«Amazônia»: Sebastião Salgado face aux gardiens de la biodiversité
Ode à la beauté de l’Amazonie, la plus grande forêt tropicale du monde, l’exposition «Amazônia» du photographe brésilien est un aussi un vibrant hommage aux peuples indigènes qui y vivent. A voir dans l’écrin du Palais des Papes à Avignon
Leurs visages sont peints de dessins délicats, presque abstraits, réalisés à l’aide d’extraits naturels. Ils portent d’élégantes tuniques en coton appelées «kushma», qu’ils tissent eux-mêmes; les hommes arborent également une bande de tissu qui ressemble à une cravate et des chapeaux de paille ronds couronnés de plumes. Lointains descendants des Incas, les Ashaninka forment une communauté de plus de 100 000 personnes. Trois mille d’entre eux vivent au Brésil, dans l’Etat d’Acre, le reste en grande majorité au Pérou, où ils se sont réfugiés sur les hauts plateaux sous la pression des envahisseurs espagnols. A la fin du XIXe siècle, ils ont dû faire face à l’arrivée sur leur territoire de dizaines de milliers d’extracteurs de caoutchouc, suivis par des forestiers puis des éleveurs de bétail.

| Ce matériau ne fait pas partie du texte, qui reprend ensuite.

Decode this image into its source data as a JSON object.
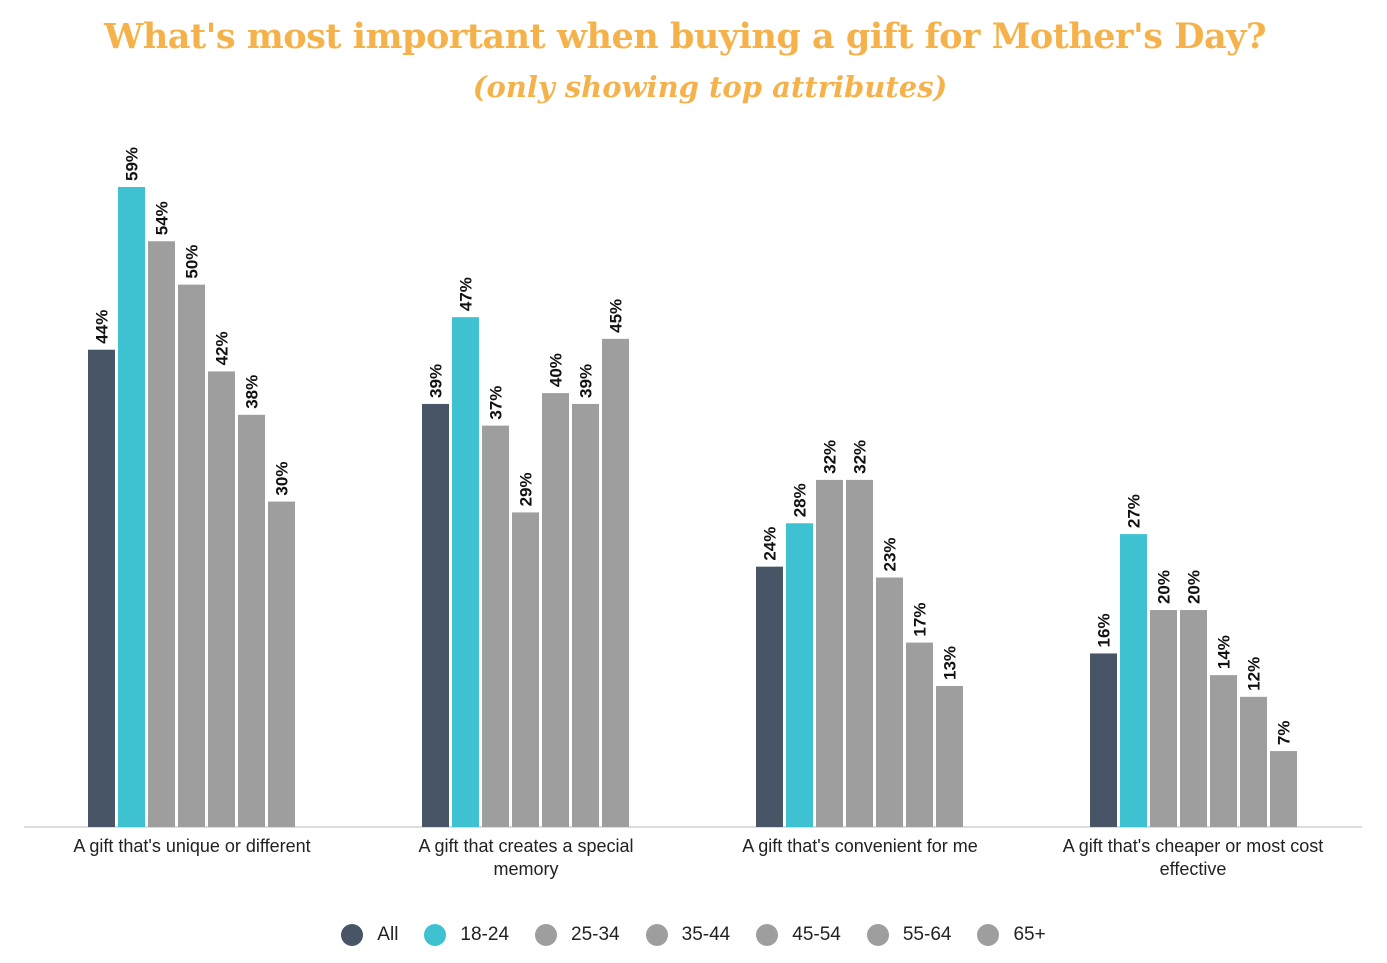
{
  "chart_data": {
    "type": "bar",
    "title": "What's most important when buying a gift for Mother's Day?",
    "subtitle": "(only showing top attributes)",
    "categories": [
      [
        "A gift that's unique or different"
      ],
      [
        "A gift that creates a special",
        "memory"
      ],
      [
        "A gift that's convenient for me"
      ],
      [
        "A gift that's cheaper or most cost",
        "effective"
      ]
    ],
    "series": [
      {
        "name": "All",
        "color": "#475566",
        "values": [
          44,
          39,
          24,
          16
        ],
        "labels": [
          "44%",
          "39%",
          "24%",
          "16%"
        ]
      },
      {
        "name": "18-24",
        "color": "#3ec1d0",
        "values": [
          59,
          47,
          28,
          27
        ],
        "labels": [
          "59%",
          "47%",
          "28%",
          "27%"
        ]
      },
      {
        "name": "25-34",
        "color": "#9e9e9e",
        "values": [
          54,
          37,
          32,
          20
        ],
        "labels": [
          "54%",
          "37%",
          "32%",
          "20%"
        ]
      },
      {
        "name": "35-44",
        "color": "#9e9e9e",
        "values": [
          50,
          29,
          32,
          20
        ],
        "labels": [
          "50%",
          "29%",
          "32%",
          "20%"
        ]
      },
      {
        "name": "45-54",
        "color": "#9e9e9e",
        "values": [
          42,
          40,
          23,
          14
        ],
        "labels": [
          "42%",
          "40%",
          "23%",
          "14%"
        ]
      },
      {
        "name": "55-64",
        "color": "#9e9e9e",
        "values": [
          38,
          39,
          17,
          12
        ],
        "labels": [
          "38%",
          "39%",
          "17%",
          "12%"
        ]
      },
      {
        "name": "65+",
        "color": "#9e9e9e",
        "values": [
          30,
          45,
          13,
          7
        ],
        "labels": [
          "30%",
          "45%",
          "13%",
          "7%"
        ]
      }
    ],
    "ylim": [
      0,
      60
    ],
    "grid": false,
    "legend_position": "bottom"
  }
}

«Ils ont obtenu en 1992 du gouvernement la reconnaissance de leur territoire traditionnel et se concentrent maintenant sur la reforestation, l’élevage de poissons, la culture de plantes médicales et le développement de leur artisanat traditionnel», explique Sebastião Salgado, regard franc et bleu abrité sous des sourcils broussailleux. Bruissement des grands arbres, masse sombre et touffue des sous-bois, fracas des eaux des cascades qui dégringolent des sommets, puissance majestueuse des hautes montagnes et tumulte des flots de l’Amazonie zigzaguant sous de lourds nuages blancs et gris: après avoir traversé un labyrinthe d'images noir et blanc spectaculaires, nous retrouvons le photographe assis à une table à l’extrémité de la Grande Chapelle du Palais des Papes. Pressé de nous faire découvrir l’exposition qui réunit quelque 200 photographies, celui-ci nous devance aussi sec entre les panneaux. «Vous avez vu ces femmes et ces hommes! Quelle santé! Quelle vitalité! Quelle fierté et dignité», susurre-t-il en s’arrêtant devant un diaporama faisant défiler une centaine de portraits d’Indiens rencontrés ces dix dernières années au fil de ses reportages.